• Kansas State Board of Education member Ken Willard has been elected to the board of directors of the National Association of State Boards of Education (NASBE).
NASBE’s directors help set organizational direction and policy positions while also representing their region’s concerns to state boards nationwide.
Willard, a Hutchinson Republican, has served on the state board since 2003. His seat is not up for election in November. He did, however, try unsuccessfully to run for the Kansas House seat being vacated by Speaker Mike O'Neal, but he was defeated in the Aug. 2 primary.
His two-year term as director from NASBE's Central region begins in January. Willard previously served on the national board from 2004-2010, including a year as board president in 2009.
• Two national organizations are expected to issue recommendations next month to change the requirements in teacher preparation programs. But officials are being tight-lipped about what those recommendations will include.

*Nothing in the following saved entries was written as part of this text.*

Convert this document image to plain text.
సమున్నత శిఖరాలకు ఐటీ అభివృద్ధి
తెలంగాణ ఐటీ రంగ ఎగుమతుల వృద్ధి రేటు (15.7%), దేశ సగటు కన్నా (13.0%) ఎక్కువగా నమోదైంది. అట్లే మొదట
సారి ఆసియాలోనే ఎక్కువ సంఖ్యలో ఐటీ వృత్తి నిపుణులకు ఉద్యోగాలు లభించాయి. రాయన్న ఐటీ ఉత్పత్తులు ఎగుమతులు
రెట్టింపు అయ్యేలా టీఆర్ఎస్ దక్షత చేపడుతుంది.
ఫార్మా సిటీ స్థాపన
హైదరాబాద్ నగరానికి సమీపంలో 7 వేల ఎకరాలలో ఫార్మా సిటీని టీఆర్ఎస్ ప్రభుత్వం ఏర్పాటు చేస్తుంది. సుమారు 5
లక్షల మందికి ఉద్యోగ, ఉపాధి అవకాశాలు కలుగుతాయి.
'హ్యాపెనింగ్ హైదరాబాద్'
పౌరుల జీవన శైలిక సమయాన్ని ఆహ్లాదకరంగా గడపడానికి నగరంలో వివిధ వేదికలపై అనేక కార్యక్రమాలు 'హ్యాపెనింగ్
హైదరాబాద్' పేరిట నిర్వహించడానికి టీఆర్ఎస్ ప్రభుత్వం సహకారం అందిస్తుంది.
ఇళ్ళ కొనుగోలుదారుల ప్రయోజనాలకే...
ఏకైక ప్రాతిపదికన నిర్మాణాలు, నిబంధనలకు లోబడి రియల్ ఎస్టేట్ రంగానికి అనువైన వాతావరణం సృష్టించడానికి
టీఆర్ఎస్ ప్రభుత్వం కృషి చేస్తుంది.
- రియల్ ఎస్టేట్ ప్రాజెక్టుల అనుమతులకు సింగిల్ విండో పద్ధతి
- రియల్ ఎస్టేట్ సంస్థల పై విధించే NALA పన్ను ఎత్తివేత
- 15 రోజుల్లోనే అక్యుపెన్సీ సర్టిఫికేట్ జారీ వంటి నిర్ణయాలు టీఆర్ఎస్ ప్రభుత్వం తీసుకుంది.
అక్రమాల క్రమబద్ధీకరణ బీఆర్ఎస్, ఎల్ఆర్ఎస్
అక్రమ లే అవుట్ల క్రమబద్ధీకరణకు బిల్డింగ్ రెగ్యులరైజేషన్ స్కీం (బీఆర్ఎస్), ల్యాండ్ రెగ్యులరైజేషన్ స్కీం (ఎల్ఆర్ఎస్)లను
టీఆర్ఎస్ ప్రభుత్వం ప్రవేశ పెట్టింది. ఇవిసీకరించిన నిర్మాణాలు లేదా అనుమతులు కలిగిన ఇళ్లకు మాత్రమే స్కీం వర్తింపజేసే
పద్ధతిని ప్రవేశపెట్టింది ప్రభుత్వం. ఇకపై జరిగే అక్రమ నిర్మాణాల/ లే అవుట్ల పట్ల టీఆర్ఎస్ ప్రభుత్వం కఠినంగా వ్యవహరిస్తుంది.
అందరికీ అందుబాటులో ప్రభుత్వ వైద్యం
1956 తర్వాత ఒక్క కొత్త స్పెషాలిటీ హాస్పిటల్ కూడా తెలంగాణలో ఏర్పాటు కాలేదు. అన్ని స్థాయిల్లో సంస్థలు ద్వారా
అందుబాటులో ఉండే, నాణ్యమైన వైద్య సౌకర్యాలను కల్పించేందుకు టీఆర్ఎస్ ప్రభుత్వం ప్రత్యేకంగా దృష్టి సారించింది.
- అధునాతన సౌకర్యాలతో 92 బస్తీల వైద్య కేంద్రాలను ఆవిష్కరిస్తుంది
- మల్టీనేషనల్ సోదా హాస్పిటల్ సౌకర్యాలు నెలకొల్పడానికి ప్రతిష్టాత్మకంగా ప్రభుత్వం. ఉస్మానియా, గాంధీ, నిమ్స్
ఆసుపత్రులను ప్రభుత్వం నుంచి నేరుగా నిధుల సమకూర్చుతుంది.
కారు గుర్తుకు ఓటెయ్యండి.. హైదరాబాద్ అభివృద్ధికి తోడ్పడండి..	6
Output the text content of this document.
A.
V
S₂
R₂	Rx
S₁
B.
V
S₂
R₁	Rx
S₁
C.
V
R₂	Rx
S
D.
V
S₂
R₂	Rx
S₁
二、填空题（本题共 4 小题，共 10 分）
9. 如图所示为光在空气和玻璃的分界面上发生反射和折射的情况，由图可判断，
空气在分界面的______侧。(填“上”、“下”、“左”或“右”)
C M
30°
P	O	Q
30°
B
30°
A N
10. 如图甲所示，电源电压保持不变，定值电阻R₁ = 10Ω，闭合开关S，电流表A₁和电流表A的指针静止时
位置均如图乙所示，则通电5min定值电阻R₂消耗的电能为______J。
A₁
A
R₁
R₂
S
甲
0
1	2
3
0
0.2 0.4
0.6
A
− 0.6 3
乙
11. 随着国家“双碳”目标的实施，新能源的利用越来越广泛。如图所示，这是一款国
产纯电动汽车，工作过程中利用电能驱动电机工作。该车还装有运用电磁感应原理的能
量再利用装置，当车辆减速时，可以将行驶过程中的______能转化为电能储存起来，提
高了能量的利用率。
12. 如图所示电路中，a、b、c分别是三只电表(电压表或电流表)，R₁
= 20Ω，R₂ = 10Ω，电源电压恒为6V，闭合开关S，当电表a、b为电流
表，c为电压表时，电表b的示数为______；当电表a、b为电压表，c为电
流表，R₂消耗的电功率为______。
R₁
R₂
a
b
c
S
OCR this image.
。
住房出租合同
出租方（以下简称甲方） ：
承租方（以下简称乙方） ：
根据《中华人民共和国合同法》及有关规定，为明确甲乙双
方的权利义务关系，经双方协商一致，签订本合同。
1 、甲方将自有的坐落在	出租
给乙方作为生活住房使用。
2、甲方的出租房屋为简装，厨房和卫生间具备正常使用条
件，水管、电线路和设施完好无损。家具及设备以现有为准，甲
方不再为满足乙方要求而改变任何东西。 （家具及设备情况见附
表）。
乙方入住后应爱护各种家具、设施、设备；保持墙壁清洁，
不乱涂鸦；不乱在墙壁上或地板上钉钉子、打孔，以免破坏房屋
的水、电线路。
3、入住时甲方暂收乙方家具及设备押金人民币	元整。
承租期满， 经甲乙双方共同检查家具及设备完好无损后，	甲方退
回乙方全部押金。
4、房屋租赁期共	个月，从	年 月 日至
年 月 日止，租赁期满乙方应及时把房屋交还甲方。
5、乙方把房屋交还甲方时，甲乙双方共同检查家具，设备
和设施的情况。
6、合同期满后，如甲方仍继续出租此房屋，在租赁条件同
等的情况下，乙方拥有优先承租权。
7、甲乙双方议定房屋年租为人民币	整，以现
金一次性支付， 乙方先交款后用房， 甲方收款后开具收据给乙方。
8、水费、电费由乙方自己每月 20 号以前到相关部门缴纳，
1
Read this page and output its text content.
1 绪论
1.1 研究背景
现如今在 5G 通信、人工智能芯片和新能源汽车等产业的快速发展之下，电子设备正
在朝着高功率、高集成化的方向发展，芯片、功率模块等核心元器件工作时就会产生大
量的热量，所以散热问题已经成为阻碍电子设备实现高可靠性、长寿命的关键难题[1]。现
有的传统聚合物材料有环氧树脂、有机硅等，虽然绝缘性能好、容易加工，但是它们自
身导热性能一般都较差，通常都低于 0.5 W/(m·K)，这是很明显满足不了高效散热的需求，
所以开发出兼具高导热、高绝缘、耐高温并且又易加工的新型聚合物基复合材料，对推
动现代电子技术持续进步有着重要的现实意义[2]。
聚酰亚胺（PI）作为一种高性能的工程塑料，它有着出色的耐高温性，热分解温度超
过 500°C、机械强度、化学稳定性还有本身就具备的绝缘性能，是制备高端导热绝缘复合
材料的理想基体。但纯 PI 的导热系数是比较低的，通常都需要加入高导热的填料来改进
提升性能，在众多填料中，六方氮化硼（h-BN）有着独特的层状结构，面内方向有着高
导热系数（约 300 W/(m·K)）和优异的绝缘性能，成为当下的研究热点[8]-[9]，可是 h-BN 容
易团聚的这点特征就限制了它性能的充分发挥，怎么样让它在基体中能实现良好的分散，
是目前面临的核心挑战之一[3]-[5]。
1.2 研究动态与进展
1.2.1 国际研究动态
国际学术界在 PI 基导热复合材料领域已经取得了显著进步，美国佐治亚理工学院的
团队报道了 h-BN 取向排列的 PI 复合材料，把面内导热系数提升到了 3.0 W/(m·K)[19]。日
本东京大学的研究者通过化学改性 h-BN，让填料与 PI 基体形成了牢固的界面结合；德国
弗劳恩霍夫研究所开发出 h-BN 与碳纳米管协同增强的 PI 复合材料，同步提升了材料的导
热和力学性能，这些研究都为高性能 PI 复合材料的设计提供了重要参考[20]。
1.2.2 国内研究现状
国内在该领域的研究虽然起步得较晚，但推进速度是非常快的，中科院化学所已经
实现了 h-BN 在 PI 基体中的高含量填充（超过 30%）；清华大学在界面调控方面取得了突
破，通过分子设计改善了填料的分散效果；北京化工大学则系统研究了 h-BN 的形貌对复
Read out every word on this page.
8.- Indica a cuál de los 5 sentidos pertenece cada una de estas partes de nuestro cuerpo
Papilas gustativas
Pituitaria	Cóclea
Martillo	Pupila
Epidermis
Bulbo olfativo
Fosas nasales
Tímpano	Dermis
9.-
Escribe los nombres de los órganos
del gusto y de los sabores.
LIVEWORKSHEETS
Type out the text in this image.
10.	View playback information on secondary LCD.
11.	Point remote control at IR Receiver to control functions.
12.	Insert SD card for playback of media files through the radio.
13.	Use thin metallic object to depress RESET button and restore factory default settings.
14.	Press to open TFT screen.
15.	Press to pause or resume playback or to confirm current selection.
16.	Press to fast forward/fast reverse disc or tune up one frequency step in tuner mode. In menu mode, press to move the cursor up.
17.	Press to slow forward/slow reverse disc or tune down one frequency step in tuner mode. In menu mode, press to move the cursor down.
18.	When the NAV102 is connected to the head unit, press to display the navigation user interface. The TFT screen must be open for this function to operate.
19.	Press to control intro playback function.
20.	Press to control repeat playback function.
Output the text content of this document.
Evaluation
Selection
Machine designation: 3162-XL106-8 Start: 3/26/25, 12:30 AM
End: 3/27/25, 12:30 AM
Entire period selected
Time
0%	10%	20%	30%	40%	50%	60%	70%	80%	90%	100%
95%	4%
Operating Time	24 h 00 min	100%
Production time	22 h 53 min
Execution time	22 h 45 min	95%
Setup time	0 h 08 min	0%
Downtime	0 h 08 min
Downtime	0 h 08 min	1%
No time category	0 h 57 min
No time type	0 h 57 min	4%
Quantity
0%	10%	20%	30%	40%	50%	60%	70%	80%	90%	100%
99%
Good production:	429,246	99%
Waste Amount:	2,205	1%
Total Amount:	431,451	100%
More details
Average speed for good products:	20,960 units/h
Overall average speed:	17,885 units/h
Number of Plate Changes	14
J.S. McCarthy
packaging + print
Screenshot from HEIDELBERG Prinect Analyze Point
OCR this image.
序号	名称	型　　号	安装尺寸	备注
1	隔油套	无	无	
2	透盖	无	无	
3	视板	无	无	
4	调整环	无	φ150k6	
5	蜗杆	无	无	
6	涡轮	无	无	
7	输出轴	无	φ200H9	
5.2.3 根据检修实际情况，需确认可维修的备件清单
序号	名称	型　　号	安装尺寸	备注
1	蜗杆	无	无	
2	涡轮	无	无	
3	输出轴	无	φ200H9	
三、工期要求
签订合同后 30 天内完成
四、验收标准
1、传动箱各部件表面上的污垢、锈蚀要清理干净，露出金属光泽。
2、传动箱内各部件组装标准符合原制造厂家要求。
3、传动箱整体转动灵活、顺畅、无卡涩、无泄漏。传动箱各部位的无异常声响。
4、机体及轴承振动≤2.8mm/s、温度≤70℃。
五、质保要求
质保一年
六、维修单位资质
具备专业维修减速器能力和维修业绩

Kansas Education Commissioner Diane DeBacker told the State Board of Education this week that the National Governors Association and the Council of Chief State School Officers plan to issue the joint recommendations in December. DeBacker is a member of CCSSO, but she said the contents of the recommendations are strictly embargoed until their official release.
The changes would deal with the basic requirements for receiving a teacher's license. States generally require at least a bachelor's degree from an accredited college or university school of education, including a minimum number of credits in the subject area as well as specific training, or "pedagogy," in how to teach that subject.
But there has been a push in many states, including Kansas, to offer more alternative routes to certification to make it easier for private sector professionals to go into teaching. Some view that as a way to relieve teacher shortages in areas like science and math.
There have also been calls from certain corners to require all teachers to have more training in teaching reading - essentially making all teachers reading specialists. Part of that is due to demographic shifts and the influx of non-English speaking students due to immigration. It's also due in part to increased awareness of learning disabilities such as dyslexia.
DeBacker said she doesn't expect to see a call for increased training in reader education, but said she is not at liberty to discuss other issues that may be in the report.
• My apologies for not making a mention earlier about a couple of occasions that deserved mention. Both were the subject of proclamations this week by Gov. Sam Brownback.
The first was recognition of School Bus Driver's Appreciation Day. And while the official day was Wednesday, Oct. 17, it's never too late to show your appreciation to the men and women entrusted to get kids to and from school safely, often under difficult conditions.
The second was recognized Thursday, Oct. 18, as "Lights On Afterschool Day," a national celebration of afterschool programs. Again, it's never too late to recognize the importance of programs that enrich children's education, especially for those children who might otherwise have no structured activity or adult supervision in the afternoon, weekends and summer.